Oleg Vasiliev cites stability as Viktoriia’s advantage – the figure skater almost always flawlessly performs what she knows how to do. Therefore, in Milan, she will need to maximize her strengths and avoid weaknesses wherever possible.
Age is also in Viktoriia’s favor. She is 22, which is the prime time for a figure skater. Starting from the 2024/25 season, the International Skating Union (ISU) raised the age limit for participation in its tournaments from 15 to 17. According to Oleg Vasiliev, this has been exclusively beneficial for women’s singles. “Earlier, very young girls relied on technique, they could fearlessly perform quadruple jumps, impressing with complexity. But there was no beautiful women’s skating that would attract spectators. The age limit does not apply at our domestic starts, and Viktoriia won the national championship, while 13-year-old Varvara Stakhovich was second. 22 years and 13 years – a difference of a whole sporting generation, these are completely different athletes, both in character and in the presentation of their programs. After the introduction of the age limit, we see the skating of adult women who know their worth, can present themselves and captivate television viewers. Viktoriia is exactly that kind of girl. She competes on equal terms among rivals who have already gone through puberty, formed as individuals, and who, if health permits, can compete and win for several years,” the specialist explains.
No room for error
The current season has been quite successful for Viktoriia Safonova. In September, she finished fourth at the qualifying tournament in Beijing. In December, she took second place at the Strongest Athletes Cup in Minsk. In January, she won the national championship. At the same time, the athlete’s schedule, besides intense work at the rink and in the gym, also includes opportunities for respite. Moreover, Oleg Vasiliev asserts that breaks in training are mandatory during preparation for important competitions. Viktoriia Safonova took a short break immediately after the December Cup of the Strongest Athletes.
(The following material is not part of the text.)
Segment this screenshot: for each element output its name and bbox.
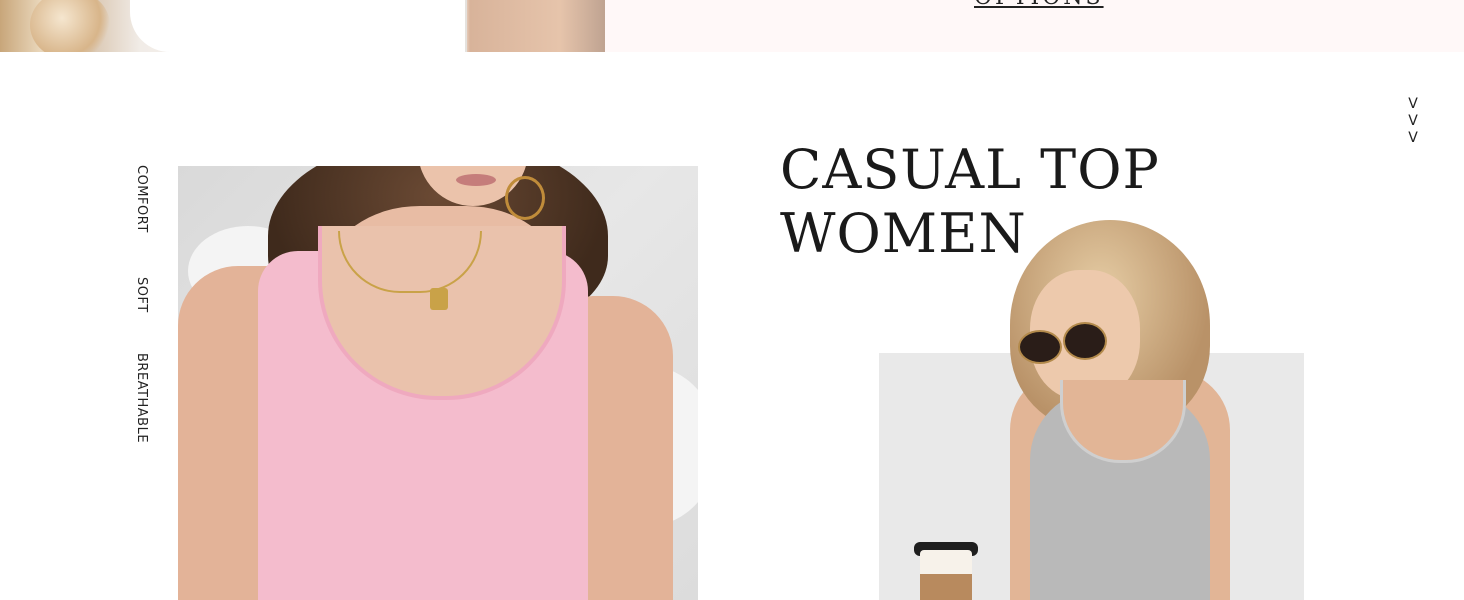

“Breaks are needed because the figure skating season is very long – from September to March. More than six months of active performances several times a month. Each sporting event is stress, because skaters always have one attempt and no room for error. No matter what level athlete you are, you have only one attempt and slippery ice. The Olympics are essentially one attempt every four years. And so it was important to give Viktoriia a respite to release the tension that had been building all season. The break was short – 5-6 days. During this time, the athlete resets psychologically without losing physical fitness. Before the Olympic Games, this was very necessary for Viktoriia,” the national team head coach’s reveals preparation secret.
Oleg Vasiliev also does not hide the task he sets for Safonova and her coaches at the Olympic Games: to finish in the top ten. According to him, this is quite possible if everything goes well and Viktoriia performs what she is capable of. However, here too there is an ill-fated “but,” Oleg Vasiliev adds. “We don’t know how Viktoriia will be received. For example, at the qualifying tournament in China, the short program was judged very strictly, the free program a bit softer. We shall see what will happen in Milan. The problem is that the judges don’t know Viktoriia, they haven’t had a chance to get acquainted. She started actively competing in 2019, then came COVID and the cancellation of competitions. In 2021, she came to the World Championships to qualify for the 2022 Olympics and tested positive for coronavirus – she spent the championship in a hotel room. So, despite all her experience, she will step onto the ice as a newcomer – with no track record of victories or defeats. But the chances of finishing in the top ten are quite real. It will be difficult, but we don’t set easy tasks,” he concluded.